MONTPELIER — The state Agency of Human Services is proposing improvements to the state’s all-payer health care model, saying it won’t deliver on its promise to change how health care is delivered and paid for in Vermont unless significant changes are made.
“While there are clear indications that value-based and fixed payment programs are demonstrating some promise over traditional fee-for-service, the state will not realize the potential of health care payment and delivery system transformation unless we strengthen the weak points in both the model itself and its implementation through provider operational change,” the 23-page report says.
In September, the federal Centers for Medicare and Medicaid Services, the agency working with Vermont on the pilot project, warned the state had failed to meet patient participation targets in 2018 and 2019.
Federal regulators had set a target of 70 percent participation by the time the six-year program expires in 2022. It’s currently at 42 percent, said Ena Backus, the state director of health care reform.
Secretary of Human Services Michael Smith said he sees great value in the all-payer program as an alternative to traditional fee-for-service reimbursement. He said the state’s ability to provide payments to Vermont hospitals in advance during the early days of the COVID-19 pandemic helped those hospitals survive financial turmoil.
But to make the program work and make the federal government happy, changes are necessary, Smith and Backus told reporters Thursday.
“I am a believer in a value-based payment models, such as the all-payer model,” Smith said. “I’ve seen how moving away from fee-for-service reimbursement brings stability to our system. I am dedicated to AHS being a partner in reform, and we need strong partnership in return.”
Smith said the report was “blunt for a reason — we have to make changes.”
“We’re committed to what we have now. To change right now [away from all-payer] would be unfair to this system. So I am committed to trying to make this work, trying to make this successful as we move forward. We’ll see. But I believe in value-based payment system.”
The report, developed in consultation with Green Mountain Care Board staff, said the OneCare Vermont Accountable Care Organization (ACO) should “pursue a new leadership strategy to provide more value to its network.”
Specifically, OneCare Vermont needs to focus on providing usable and valuable data to its members that will help them provide better care and streamline costs, Smith said.
“We heard from providers that ‘we need information. If you’re asking us to take risks we have to have the information to control the risks,’” Smith said. “They need data they can understand and can use.”
Smith also said the COVID-19 pandemic proved the all-payer system’s value, and showed where improvements in the system should be made.
“Had it not been for perspective payments sent out to bolster the health care system I would say we would have been in a serious problem as we moved forward,” he said.
The all-payer agreement is a contract between Vermont and the federal Centers for Medicare and Medicaid Services. It’s intended to reward OneCare Vermont and its member providers for efficiently delivering high-quality services and maintaining patients’ health and wellness. OneCare then provides its members predictable prospective payments — rather than fee for service reimbursements — in return for providers working efficiently within a budget to provide high-quality care.

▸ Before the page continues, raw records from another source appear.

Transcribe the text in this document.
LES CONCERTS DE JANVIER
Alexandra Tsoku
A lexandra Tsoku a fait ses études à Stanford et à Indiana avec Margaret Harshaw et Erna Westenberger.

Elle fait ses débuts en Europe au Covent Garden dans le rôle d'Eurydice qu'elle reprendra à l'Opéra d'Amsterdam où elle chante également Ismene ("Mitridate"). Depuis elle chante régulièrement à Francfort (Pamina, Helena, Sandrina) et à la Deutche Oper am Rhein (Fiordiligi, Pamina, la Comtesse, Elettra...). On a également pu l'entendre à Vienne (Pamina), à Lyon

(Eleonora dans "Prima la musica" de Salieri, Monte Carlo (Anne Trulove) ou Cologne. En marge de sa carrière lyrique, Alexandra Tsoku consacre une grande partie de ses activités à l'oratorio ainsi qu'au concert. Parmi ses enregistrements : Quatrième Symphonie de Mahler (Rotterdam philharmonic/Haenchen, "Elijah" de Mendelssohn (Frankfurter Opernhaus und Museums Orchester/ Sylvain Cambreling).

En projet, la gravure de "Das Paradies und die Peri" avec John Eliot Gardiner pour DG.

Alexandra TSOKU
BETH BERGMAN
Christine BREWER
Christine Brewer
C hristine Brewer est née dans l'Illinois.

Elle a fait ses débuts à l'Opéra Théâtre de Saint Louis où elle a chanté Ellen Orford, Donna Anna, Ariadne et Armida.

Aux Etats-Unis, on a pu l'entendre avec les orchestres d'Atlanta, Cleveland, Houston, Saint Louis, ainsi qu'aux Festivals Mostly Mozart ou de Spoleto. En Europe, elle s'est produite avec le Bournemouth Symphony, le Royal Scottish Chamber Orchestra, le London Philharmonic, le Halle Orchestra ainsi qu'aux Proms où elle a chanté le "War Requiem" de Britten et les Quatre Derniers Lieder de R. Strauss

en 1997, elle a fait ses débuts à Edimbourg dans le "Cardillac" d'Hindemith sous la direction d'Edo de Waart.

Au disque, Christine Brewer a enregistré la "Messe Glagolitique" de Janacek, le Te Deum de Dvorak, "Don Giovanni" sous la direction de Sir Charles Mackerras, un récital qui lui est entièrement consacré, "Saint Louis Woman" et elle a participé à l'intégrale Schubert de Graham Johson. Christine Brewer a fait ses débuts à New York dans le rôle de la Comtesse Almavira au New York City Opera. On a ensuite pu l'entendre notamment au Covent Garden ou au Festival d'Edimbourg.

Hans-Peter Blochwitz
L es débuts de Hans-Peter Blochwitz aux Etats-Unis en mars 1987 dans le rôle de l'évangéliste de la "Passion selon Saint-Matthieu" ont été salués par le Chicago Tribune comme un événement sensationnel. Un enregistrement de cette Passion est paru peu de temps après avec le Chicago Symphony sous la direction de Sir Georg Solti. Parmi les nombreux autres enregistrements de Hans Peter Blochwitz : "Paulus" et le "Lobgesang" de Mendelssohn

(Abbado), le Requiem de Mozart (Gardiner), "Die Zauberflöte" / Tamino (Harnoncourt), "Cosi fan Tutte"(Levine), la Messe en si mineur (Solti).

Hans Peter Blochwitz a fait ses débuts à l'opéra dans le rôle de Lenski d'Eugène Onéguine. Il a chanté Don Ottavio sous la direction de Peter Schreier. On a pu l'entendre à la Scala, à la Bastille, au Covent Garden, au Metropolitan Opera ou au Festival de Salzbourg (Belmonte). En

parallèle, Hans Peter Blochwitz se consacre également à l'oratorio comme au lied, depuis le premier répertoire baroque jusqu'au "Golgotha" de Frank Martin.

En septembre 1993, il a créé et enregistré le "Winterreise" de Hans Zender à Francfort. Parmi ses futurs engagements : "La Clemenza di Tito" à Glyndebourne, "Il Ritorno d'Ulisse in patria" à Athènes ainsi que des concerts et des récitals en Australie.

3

What’s gotten in the way is that many healthcare providers, and by extension, their patients, have not joined the initiative.
The State of Vermont recently added its employees to the all-payer system. And OneCare Vermont has contracts with two state-regulated commercial payers, Blue Cross Blue Shield of Vermont and MVP, as well as with Blue Cross for self-funded clients.
But that still leaves Vermont short of the 70 percent target.
“The state risks being in limbo in payment and delivery reform if it cannot transition more dollars to true fixed prospective payments,” according to the report’s executive summary. “Vermont, through its Agreement, must continue its innovative work with [federal Medicare regulators] to design and implement prospective payments from Medicare that are no longer reconciled to the fee-for-service payment system.”
Other key improvements sought by AHS include:
• Negotiating with the Centers for Medicare and Medicaid Services to set more realistic targets for patient participation by 2022.
• Accelerating the transition to fixed prospective payments across all payers.
• The Green Mountain Care Board should adjust its future regulation decisions to promote success for fee-for-service alternatives.
• Organizing health care reform activities in the Agency of Human Services to better meet the federally required participation goals.